Unsymmetrical faults only involve one or two phases. The phases in unsymmetrical faults get unbalanced. Thus, also known as an unbalanced fault. These type of faults are further classified into four types.
Single line to ground ( L-G )
It mainly occurs when any single phase line gets in contact with the ground or neutral conductor due to breakdown or environmental effect. The changes in these type of faults in an electrical power system are reasonably high.
Double line to ground ( L-L-G )
This type of fault occurs when two phases together get in contact with the ground or neutral conductor. 15% – 20% of faults in electrical systems are usually L-L-G faults.
Line to line ( L-L )
The line to line faults is when two phases contact together. These faults usually occur by conductor swinging due to the wind. The changes in these type of faults in an electrical power system are approximately 10% – 12%.
Line to line and Line to ground
This type of fault occurs when two phases contact together and third phase contact with the ground. Such type of fault occurs due to the breakdown of conductor and insulation. Changes for such type of faults are hardly 1% – 2%.
Destructive Effects Of Fault Current
On the occurrence of these faults, heavy short circuit current flows in the circuit. This current has the following destructive effects on electrical power systems.
a) Excessive flow of current: When a fault occurs, it provides a low impedance path for the current to flow. This results in a very high current drawing from the source.

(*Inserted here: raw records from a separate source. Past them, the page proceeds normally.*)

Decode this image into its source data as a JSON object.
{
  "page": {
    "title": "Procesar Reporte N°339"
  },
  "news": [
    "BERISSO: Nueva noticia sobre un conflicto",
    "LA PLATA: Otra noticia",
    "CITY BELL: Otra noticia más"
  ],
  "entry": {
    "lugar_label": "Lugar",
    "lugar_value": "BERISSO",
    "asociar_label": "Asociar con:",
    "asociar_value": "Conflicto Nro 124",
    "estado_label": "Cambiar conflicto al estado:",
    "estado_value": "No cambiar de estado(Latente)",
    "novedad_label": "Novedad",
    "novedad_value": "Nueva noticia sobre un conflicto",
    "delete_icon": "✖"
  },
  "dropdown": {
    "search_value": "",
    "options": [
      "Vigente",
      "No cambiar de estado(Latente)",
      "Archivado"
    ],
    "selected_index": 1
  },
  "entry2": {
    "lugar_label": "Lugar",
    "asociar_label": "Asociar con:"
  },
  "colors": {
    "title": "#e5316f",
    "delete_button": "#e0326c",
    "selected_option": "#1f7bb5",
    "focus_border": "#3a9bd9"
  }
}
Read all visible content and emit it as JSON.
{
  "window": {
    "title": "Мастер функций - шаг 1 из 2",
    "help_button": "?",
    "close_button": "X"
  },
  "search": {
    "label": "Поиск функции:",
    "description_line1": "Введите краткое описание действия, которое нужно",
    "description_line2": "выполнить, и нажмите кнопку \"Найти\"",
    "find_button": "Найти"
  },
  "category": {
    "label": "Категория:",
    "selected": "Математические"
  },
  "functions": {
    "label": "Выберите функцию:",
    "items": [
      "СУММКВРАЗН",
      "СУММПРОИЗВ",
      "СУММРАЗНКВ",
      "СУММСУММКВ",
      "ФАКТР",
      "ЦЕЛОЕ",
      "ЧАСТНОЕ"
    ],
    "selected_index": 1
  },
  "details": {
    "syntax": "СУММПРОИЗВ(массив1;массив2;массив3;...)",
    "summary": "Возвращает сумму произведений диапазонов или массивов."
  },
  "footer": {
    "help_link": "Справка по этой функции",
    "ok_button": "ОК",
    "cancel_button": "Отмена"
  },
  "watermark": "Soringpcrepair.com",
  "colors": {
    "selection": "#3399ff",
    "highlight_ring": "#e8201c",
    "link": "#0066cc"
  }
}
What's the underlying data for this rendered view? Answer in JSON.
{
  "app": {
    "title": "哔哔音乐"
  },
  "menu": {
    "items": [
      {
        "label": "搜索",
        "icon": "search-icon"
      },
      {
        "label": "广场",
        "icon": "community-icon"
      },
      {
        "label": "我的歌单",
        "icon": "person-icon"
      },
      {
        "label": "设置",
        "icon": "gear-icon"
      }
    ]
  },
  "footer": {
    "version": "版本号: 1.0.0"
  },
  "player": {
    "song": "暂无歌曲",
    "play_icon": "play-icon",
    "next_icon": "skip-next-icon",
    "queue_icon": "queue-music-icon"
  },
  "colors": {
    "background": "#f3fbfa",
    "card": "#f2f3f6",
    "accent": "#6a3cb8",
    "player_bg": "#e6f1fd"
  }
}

b) Electrical fire: Sometimes short circuit causes sparks due to air ionization around the conductor. This arc may further lead to a fire that may cause considerable damage to an electrical power system.
c) Instability: The instability of the power system may occur due to a short circuit that may even lead to a complete shutdown of the electric power system.

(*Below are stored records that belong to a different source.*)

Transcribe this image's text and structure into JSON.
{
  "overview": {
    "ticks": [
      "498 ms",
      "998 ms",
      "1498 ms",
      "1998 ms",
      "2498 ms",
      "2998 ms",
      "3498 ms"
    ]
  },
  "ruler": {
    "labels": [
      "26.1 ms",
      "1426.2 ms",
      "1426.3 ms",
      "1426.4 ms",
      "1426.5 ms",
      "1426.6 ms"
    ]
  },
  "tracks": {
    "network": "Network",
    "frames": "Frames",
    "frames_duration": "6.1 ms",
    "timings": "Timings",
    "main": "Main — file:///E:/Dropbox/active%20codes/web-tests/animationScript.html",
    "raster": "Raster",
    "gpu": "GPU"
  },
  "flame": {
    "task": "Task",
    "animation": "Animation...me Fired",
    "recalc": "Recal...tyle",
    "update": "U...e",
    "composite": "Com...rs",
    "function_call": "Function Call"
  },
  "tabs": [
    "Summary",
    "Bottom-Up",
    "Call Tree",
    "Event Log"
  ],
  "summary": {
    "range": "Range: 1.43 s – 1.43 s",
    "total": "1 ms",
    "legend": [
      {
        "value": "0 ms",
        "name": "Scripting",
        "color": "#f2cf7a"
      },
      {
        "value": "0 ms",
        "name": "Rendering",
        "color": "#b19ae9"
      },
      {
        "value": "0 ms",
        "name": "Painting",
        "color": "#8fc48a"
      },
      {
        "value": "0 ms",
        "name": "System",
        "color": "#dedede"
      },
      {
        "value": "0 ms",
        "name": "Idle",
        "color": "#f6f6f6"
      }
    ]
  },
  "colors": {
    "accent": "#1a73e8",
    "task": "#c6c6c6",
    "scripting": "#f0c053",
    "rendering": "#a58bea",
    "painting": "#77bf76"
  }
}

d) Equipment loss: Sometimes heavy current flow due to the short circuit may damage or completely burnt the electrical equipment. This lead to improper working of the electrical power system.
Detecting And Locating Faults
Electrical Faults in overhead transmission lines are easy to investigate. Since the problems in it will be pretty much obvious. Fault location in a cable system can either be done by de-energizing circuit or by the circuit with power.
There are two techniques use broadly for detecting electrical fault location.
- Terminal Method
- Tracer Method
The terminal method which measures current and voltage at the corner end of cables. This method only locates the general location of an electrical fault. This method can be useful for reducing fault cost expenditure of long-buried underground cables.
Tracer method which uses a time-domain reflector to locate the electric fault location. In time-domain reflector, a pulse is sent down the wire to analyze the returning reflected pulse. The mathematical calculations are done to trace the exact location of the fault. This method is usually adopted in the complex wiring system.
The Murray Loop and Varley loops are the old techniques used for locating faults in cables.
Electrical Fault Current Limiting Devices
We can reduce human error faults but we have no control over environmental changes. Tracing fault location is very tough in a complex power system. So, if we can manage to break the circuit if a fault arises, this would reduce the percentage of maximum equipment damage loss.
Most commonly used faulty current limiting devices are circuit breakers, fuses and relays.
Circuit breakers are an automatically operating electrical switch device to protect the power system from overcurrent due to short circuit. It interrupts the current flow by tripping down when faulty current arises.
Fuses are the most commonly used protecting device. It melts down due to heavy short circuit current when arises in the system thus break the power supply between the supply end and load.
Relays are the protecting devices which operate electromagnetically. When faulty current arises, it energizes the coil within the relay thus results in tripping down of the circuit by opening the circuit.
Transmission Lines are consist of Lightening arrestors and grounding wires to protect the system against lightning and surge voltages.